Così l’ex Direttore Generale del Comune di Messina, Salvo Puccio, replica alle dichiarazioni sui presunti “fondi non intercettati”.
“Negli ultimi anni – prosegue Puccio – così come detto stamattina siamo stati in grado di portare a Messina oltre un miliardo e mezzo di fondi, parallelamente grazie a un lavoro politico e istituzionale preciso, portato avanti anche dal gruppo parlamentare di Sud Chiama Nord, Messina ha ottenuto oltre 200 milioni di euro di nuove risorse, tutte tracciabili, tutte normate, tutte verificabili”.
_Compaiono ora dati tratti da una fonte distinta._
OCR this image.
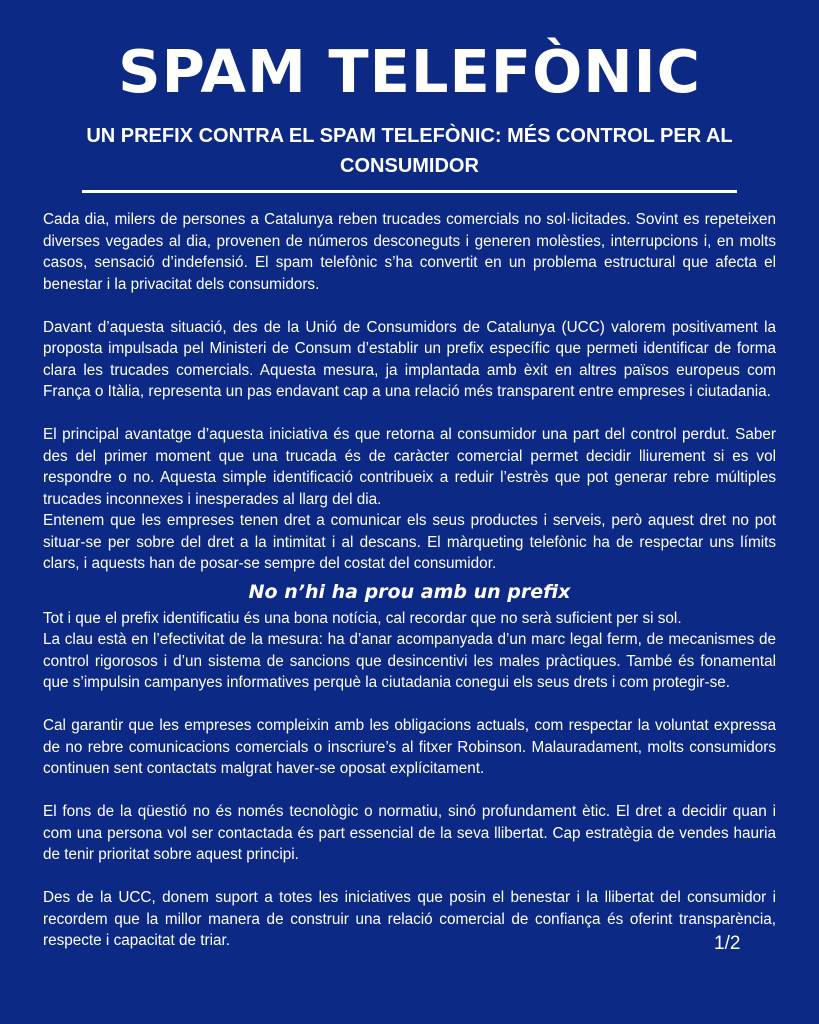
SPAM TELEFÒNIC
UN PREFIX CONTRA EL SPAM TELEFÒNIC: MÉS CONTROL PER AL CONSUMIDOR

Cada dia, milers de persones a Catalunya reben trucades comercials no sol·licitades. Sovint es repeteixen diverses vegades al dia, provenen de números desconeguts i generen molèsties, interrupcions i, en molts casos, sensació d’indefensió. El spam telefònic s’ha convertit en un problema estructural que afecta el benestar i la privacitat dels consumidors.

Davant d’aquesta situació, des de la Unió de Consumidors de Catalunya (UCC) valorem positivament la proposta impulsada pel Ministeri de Consum d’establir un prefix específic que permeti identificar de forma clara les trucades comercials. Aquesta mesura, ja implantada amb èxit en altres països europeus com França o Itàlia, representa un pas endavant cap a una relació més transparent entre empreses i ciutadania.

El principal avantatge d’aquesta iniciativa és que retorna al consumidor una part del control perdut. Saber des del primer moment que una trucada és de caràcter comercial permet decidir lliurement si es vol respondre o no. Aquesta simple identificació contribueix a reduir l’estrès que pot generar rebre múltiples trucades inconnexes i inesperades al llarg del dia.

Entenem que les empreses tenen dret a comunicar els seus productes i serveis, però aquest dret no pot situar-se per sobre del dret a la intimitat i al descans. El màrqueting telefònic ha de respectar uns límits clars, i aquests han de posar-se sempre del costat del consumidor.

No n’hi ha prou amb un prefix

Tot i que el prefix identificatiu és una bona notícia, cal recordar que no serà suficient per si sol.

La clau està en l’efectivitat de la mesura: ha d’anar acompanyada d’un marc legal ferm, de mecanismes de control rigorosos i d’un sistema de sancions que desincentivi les males pràctiques. També és fonamental que s’impulsin campanyes informatives perquè la ciutadania conegui els seus drets i com protegir-se.

Cal garantir que les empreses compleixin amb les obligacions actuals, com respectar la voluntat expressa de no rebre comunicacions comercials o inscriure’s al fitxer Robinson. Malauradament, molts consumidors continuen sent contactats malgrat haver-se oposat explícitament.

El fons de la qüestió no és només tecnològic o normatiu, sinó profundament ètic. El dret a decidir quan i com una persona vol ser contactada és part essencial de la seva llibertat. Cap estratègia de vendes hauria de tenir prioritat sobre aquest principi.

Des de la UCC, donem suport a totes les iniciatives que posin el benestar i la llibertat del consumidor i recordem que la millor manera de construir una relació comercial de confiança és oferint transparència, respecte i capacitat de triar.	1/2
“Non parliamo di programmazioni astratte, ma di finanziamenti concreti”.
Nel dettaglio:
1. 20.000.000 – 2018 ex art. 99 emergenza idrica
2. 25.000.000 – 2018 bonifica ex sanderson
3. 40.000.000 – 2018 opere L.R. n. 10 /1990
800.000 – 2025 – eventi alluvionali ottobre 2009
200 – 2025 riqualificazione urbana
25 – 2025 – Messina infrastrutture sportive e teatri
250 – Fiera di Messina
100 – 2025 Bonifica immobili ex sanderson
65.000.000 – 2025 Fondo di rotazione
27.200.000 – 2025 Rete impiantistica rifiuti
2.108.000 – 2025 PAP EX INCENERITORE Pace – Messina
800 – 2026 eventi alluvionali 2009
600 – 2026 ARISME
1.300.000 – 2026 Servizio idrico integrato
18.000.000 – 2026 corrispettivo euro km
8.000.000 – 2026 finalità legge n. 2/2023
1.100.000 – 2027 finalità legge n. 2/2023
8.000.000 – 2028 finalità legge n. 2/2023
TOTALE: 219.909.975
“Continuare a parlare di milioni persi senza distinguere tra cicli di programmazione, revoche fisiologiche e stato di avanzamento reale degli interventi è una semplificazione che non regge alla prova dei documenti”.
“Se il candidato Scurria vuole davvero un confronto serio – conclude Puccio – lo faccia sui testi di legge, sugli atti amministrativi e sui cronoprogrammi degli interventi. Perché quando si passa dalle parole ai documenti, la realtà è molto meno opinabile”.